Para entender o conceito, imagine um corpo isolado do seu meio externo, com paredes isolantes. Como não há trocas com o meio externo, dizemos que o corpo se encontra em equilíbrio termodinâmico, isto é, o corpo se apresenta em:
Equilíbrio térmico: Não há gradientes de temperatura. A temperatura do corpo é constante e homogênea;
Equilíbrio mecânico: Não há forças líquidas ou tensões, isto é, a pressão é constante em todas os pontos do corpo;
Equilíbrio radiativo: O campo de radiação dentro do corpo é constante, isto é, o fluxo de radiação que entra no corpo é igual ao que sai;
Equilíbrio químico: As taxas de todas as reações químicas são balanceadas por suas reações inversas, tal que a composição química é a mesma em todo o corpo;
Suponha agora que esse corpo apresenta uma pequeníssima abertura. Toda a radiação incidente nesta abertura é absorvida e retida em seu interior, visto que a probabilidade de ser refletida dentro do corpo de forma a voltar pelo mesmo orifício é muito pequena. Por essa razão, a abertura é perfeitamente absorvedora ou “negra”.
A radiação que eventualmente saia pela abertura alcançou equilíbrio térmico com o material que constitui o corpo. Essa radiação emitida pela abertura é denominada radiação de corpo negro e apresenta as seguintes características:
é isotrópica; não polarizada;
independe da constituição e da forma do corpo em questão;
Figura 3.2: Ilustração de um corpo negro à temperatura T> 0 K.

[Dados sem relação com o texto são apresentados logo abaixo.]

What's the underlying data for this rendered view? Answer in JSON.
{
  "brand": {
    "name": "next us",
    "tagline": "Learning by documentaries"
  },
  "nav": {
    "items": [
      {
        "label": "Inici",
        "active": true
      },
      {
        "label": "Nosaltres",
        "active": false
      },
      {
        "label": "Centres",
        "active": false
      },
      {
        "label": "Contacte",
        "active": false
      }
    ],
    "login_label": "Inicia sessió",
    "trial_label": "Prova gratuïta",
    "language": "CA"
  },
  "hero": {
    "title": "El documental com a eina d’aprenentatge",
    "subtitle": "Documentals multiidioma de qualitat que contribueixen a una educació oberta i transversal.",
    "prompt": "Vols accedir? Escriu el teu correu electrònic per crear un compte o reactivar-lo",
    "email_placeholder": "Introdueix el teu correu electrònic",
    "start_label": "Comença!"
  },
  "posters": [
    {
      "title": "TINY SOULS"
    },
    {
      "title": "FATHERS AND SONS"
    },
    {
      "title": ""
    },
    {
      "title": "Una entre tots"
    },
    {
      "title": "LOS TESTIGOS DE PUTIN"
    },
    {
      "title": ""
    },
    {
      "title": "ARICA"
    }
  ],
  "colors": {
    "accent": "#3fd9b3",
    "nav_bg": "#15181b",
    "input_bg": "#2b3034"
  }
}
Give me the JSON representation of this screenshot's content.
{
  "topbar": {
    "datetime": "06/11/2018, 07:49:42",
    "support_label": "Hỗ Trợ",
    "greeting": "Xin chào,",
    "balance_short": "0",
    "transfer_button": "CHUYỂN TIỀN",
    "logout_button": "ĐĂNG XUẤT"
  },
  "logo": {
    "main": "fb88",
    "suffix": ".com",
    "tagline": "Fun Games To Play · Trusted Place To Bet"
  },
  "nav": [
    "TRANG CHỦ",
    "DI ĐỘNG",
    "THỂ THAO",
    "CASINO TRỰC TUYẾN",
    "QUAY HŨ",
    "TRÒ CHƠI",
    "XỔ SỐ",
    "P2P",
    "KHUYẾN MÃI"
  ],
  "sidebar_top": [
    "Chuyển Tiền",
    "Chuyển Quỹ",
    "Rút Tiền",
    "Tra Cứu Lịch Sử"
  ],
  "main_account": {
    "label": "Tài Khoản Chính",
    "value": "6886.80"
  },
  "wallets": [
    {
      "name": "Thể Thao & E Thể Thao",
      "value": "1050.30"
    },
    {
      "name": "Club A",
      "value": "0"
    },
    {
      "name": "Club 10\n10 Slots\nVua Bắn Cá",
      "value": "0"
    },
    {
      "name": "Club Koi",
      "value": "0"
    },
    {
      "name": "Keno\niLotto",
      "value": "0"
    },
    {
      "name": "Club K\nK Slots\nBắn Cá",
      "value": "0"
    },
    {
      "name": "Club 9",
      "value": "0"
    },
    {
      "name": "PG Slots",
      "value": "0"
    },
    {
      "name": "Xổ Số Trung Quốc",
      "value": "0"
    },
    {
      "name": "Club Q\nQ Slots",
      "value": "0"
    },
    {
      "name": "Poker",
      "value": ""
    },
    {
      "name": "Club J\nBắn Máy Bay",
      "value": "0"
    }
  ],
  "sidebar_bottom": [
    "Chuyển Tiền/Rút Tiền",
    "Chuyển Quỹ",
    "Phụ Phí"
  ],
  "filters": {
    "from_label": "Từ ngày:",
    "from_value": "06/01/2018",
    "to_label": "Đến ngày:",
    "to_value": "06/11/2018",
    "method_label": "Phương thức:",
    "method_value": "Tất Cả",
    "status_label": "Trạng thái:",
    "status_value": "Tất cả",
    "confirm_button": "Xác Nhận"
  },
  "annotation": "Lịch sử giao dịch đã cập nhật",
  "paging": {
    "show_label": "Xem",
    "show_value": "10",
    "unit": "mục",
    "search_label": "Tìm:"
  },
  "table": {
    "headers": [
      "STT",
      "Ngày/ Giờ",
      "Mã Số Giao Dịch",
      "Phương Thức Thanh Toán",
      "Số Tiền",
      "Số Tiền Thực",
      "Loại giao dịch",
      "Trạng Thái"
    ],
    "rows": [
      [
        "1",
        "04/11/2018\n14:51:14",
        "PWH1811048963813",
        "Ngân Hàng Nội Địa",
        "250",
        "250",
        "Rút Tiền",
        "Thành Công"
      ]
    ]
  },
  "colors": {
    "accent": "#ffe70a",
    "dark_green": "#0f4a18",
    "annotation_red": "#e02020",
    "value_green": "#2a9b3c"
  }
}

Observa-se experimentalmente* o aumento da intensidade das radiações de maior frequência emitidas com o aumento com a temperatura do corpo emissor, ou seja, quanto maior a temperatura do corpo emissor maior abundância de radiação de alta freqüência emitida pelo corpo considerado.
Corpos a temperaturas mais altas tendem a emitir radiação na região do visível, enquanto corpos a temperaturas mais baixas emitem radiação na região do infravermelho.
Da necessidade de análise dessas observações surgiu o estabelecimento da grandeza Radiância espectral L( ) definida com rigor posteriormente. Observe a Figura 3.3:
Figura 3.3: Ilustração da variação da Radiância espectral do corpo negro em função da frequência de radiação.
Note que quanto mais alta for a temperatura do corpo negro mais alta é a frequência da radiação de Radiância máxima no espectro. Dessa forma é possível determinar a temperatura de um corpo negro em função da distribuição de sua Radiância espectral.